In Part 1, we talked about the original understanding of the Federal commerce power and how it has been eroded.
The gross, substantial expansion of the Federal Government’s power that occurred in the twentieth century is discussed below.
Up until about the 1930’s the Supreme Court continued to at least consider the “subjects” of the commerce clause (“commerce” “among the states”) when evaluating whether the Federal Government’s actions were a valid exercise of the commerce power.
But the court later abandoned this too. The abandonment was basically for political reasons. FDR’s progressive New Deal policies oftentimes were inconsistent with commerce clause jurisprudence. In turn, FDR threatened the court with his “Court Packing” plan. The Supreme Court began to change its view of the commerce clause and the limits of the Federal Government’s power.
After succumbing to political pressure, the Supreme Court determined that, although activity may be characterized as purely intrastate, any activity having a close and substantial relation to interstate commerce that may burden interstate commerce falls within the scope of the Federal Government’s commerce power.

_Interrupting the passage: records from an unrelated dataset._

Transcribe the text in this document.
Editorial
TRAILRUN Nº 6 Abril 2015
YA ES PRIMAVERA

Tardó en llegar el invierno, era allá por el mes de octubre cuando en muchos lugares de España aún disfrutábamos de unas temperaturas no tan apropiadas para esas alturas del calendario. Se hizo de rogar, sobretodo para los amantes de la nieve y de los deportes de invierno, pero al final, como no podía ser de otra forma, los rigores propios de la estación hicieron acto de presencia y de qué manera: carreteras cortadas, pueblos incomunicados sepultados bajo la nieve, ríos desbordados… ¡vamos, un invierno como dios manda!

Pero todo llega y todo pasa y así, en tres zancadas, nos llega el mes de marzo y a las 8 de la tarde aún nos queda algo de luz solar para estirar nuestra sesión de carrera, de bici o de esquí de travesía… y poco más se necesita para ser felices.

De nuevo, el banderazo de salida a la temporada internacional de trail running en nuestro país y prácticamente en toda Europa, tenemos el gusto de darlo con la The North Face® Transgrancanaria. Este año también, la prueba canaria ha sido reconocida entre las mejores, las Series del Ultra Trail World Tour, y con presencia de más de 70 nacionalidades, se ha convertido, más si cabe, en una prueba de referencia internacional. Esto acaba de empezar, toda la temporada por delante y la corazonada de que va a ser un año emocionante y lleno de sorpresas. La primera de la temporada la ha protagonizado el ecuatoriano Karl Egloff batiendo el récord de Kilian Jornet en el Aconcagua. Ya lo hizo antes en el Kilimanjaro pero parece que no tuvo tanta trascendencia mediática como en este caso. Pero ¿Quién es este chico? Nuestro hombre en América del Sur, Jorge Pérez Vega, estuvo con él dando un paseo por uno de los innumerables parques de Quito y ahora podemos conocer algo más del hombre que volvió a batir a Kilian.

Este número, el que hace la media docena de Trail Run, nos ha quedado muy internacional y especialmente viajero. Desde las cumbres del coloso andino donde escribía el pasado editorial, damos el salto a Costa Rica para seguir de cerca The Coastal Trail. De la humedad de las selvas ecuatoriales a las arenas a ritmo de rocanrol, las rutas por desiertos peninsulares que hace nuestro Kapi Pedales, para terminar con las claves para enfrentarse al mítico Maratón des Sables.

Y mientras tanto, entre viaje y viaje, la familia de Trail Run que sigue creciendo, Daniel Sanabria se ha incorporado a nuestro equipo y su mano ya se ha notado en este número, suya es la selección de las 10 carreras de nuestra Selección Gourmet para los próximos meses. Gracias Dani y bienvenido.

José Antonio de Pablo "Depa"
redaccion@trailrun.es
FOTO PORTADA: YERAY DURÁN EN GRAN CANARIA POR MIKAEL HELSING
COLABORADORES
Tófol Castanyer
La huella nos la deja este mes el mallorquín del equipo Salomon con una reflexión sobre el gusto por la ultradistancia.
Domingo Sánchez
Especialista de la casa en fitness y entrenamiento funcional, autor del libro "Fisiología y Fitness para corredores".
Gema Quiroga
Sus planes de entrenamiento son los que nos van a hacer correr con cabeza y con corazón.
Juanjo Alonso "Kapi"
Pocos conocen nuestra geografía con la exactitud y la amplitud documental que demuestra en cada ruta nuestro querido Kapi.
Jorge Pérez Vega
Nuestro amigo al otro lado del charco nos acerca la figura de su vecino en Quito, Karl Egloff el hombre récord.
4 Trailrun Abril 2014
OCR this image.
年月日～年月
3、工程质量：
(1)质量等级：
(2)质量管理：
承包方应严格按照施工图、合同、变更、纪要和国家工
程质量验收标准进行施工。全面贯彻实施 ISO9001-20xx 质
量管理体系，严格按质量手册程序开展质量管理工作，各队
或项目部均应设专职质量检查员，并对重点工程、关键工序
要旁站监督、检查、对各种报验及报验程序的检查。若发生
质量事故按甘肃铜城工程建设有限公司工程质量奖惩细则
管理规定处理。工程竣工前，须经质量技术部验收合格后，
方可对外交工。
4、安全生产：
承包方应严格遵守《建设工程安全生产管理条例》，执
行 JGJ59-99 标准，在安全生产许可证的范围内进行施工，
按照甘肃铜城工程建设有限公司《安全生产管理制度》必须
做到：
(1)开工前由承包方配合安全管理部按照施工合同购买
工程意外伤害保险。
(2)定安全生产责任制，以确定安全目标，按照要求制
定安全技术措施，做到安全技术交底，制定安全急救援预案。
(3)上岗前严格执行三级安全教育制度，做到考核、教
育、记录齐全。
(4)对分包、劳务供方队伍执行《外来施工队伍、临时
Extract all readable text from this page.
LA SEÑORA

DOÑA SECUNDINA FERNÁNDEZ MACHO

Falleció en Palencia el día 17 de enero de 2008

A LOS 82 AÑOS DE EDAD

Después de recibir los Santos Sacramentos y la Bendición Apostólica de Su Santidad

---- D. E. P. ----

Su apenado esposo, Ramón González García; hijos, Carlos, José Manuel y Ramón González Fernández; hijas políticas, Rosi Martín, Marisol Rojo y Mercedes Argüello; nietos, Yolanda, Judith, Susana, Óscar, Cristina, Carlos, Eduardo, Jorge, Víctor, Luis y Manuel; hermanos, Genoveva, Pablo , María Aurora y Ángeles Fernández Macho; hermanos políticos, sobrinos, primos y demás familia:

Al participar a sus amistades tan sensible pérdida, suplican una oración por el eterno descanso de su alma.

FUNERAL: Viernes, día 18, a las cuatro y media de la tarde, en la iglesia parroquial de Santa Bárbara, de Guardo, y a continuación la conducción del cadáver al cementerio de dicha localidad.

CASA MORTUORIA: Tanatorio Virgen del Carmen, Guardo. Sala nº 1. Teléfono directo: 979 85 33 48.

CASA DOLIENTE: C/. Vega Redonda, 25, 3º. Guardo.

A 1937 case NLRB v. Jones & Laughlin Steel Corp., concerned a company that produced steel in Pennsylvania only, but imported substantial resources from outside Pennsylvania and shipped 75% of its steel outside of Pennsylvania. Later this steel company fired employees involved with union activity. The Federal Government reacted by filing a lawsuit suit against the company.
The lawsuit claimed the steel company violated the National Labor Relation Act (NLRA) by firing employees involved with union activity. The steel company responded by contending Congress had no power to regulate their purely intrastate activity.
But the Supreme Court upheld the NLRA as a valid exercise of the commerce power. The court concluded the steel company’s business had such a close and substantial relation to interstate commerce. It reasoned any potential labor dispute could substantially cripple interstate commerce.
This principle evolved into the “substantial effects” doctrine. Congress now had power to rule over even purely intrastate activity so long as it can be said that such activity can have a substantial effect on interstate commerce.
The “substantial effects” doctrine substantially expanded the Federal Government’s power and blurred the lines between state police powers and Federal enumerated powers. But the Federal Government’s expansion of power did not stop there.
Soon the Supreme Court adopted the “aggregation principle.” The aggregation principle amplified the “substantial effects” doctrine to effectively permit the Federal Government to regulate any class of activities without any proof the particular individual activity has a substantial effect on interstate commerce.
The aggregation principle provides that if it can be said a particular individual activity, when repeated by many people, will have a substantial effect on interstate commerce, Congress may regulate it pursuant to the commerce power regardless of whether the individual activity is purely intrastate and itself has no effect on interstate commerce.
In the 1942 case Wickard v. Filburn, the Federal Government put quotas on the production of wheat in order to limit supply and artificially raise prices. A lone farmer sold wheat in accordance with the quota, but he produced more and used it simply to support his individual farm.
Long story short, this farmer was violating Federal law. The Supreme Court upheld the quota as a valid exercise of the commerce power pursuant to the new “aggregation principle” even though the farmer’s activity was purely intrastate and limited to his own farm. The court reasoned that if every farmer did the same it would frustrate the goal of keeping supply low and prices high.
THIS IS TOTALLY RIDICULOUS.
What people do on their own private land is none of the Federal Government’s business. And this jurisprudence caused power to be centralized in the Federal Government, eroded Federalism, threatened state sovereignty, and totally blurred or eradicated the line between state exercise of police power and Federal enumerated powers.
And this is still the law today.
The gross expansion of the commerce power caused the Federal Government to have limitless power. This jurisprudence effectively burned the constitutional framework that was set in place by the people and our founding fathers.
This is antithetical to conservative values and convictions concerning limited federal government and state sovereignty.
In reality, there is no longer any real limits on the federal government’s power. This is true despite Justice John Roberts’ disingenuous claim that Obamacare could not rest on an exercise of the commerce power in National Federation of Independant Business et al. v. Sebelius (the Obamacare case). He (obviously giving into political pressure) nonetheless turned around and expanded Federal power.